Well, this coterie of Hanoverians had the presumption to close the doors against their fellow-citizens, and to tell them in effect that they should hear no one in that house whose doctrine was not agreeable to their parson and his vestry. This was the old principle of George-the-third episcopacy revived. A notice was handed to “the Reverend Mr.” Bowers to be read, informing the people that Messrs. Magruder, Anderson, and Thomas would hold meeting there on the seventh and eighth of June. On receiving it he consulted with one of his friends, and then handed it back to the messenger without reply. The result we have reported, and shall now dismiss the case by stating, that it is the intention of some to lay the matter before the grand jury, and if necessary before the Legislature, to ascertain if such proceedings are to be tolerated in the seventy-fifth year of American redemption from the bondage of “Church and State.”
Having the honour of exclusion from this synagogue by such a party, we held no meeting on that day. Messengers were sent about the neighbourhood to notify the people that the appointment for the 8th instant would be filled elsewhere.
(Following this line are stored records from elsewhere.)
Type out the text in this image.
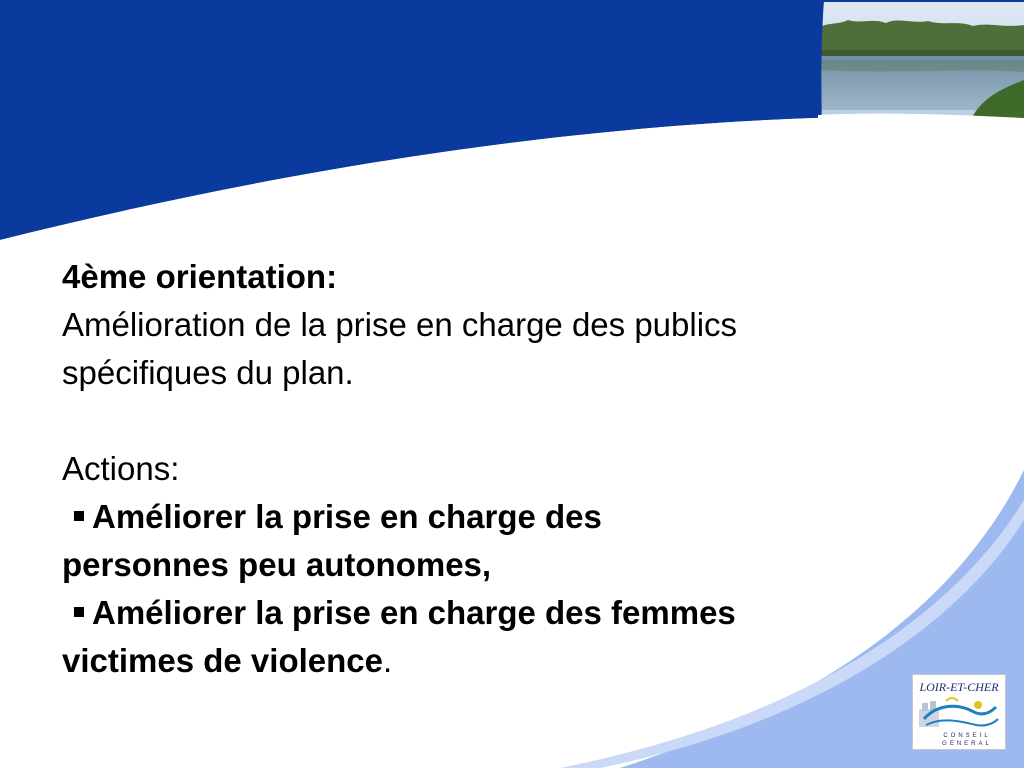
4ème orientation:
Amélioration de la prise en charge des publics
spécifiques du plan.
Actions:
Améliorer la prise en charge des
personnes peu autonomes,
Améliorer la prise en charge des femmes
victimes de violence.
LOIR-ET-CHER
CONSEIL
GENERAL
The notice was short, but effectual to the assembling of a respectable congregation about two miles from the Fork. We spoke to them on the purpose of God in the creation of all things, to which they listened with profound attention, if not with tenacity of remembrance. We trust, however, that all will not be forgotten; but that some of the seed sown may have fallen into honest and good hearts, and bring forth fruit with the increase of God to eternal life in his kingdom.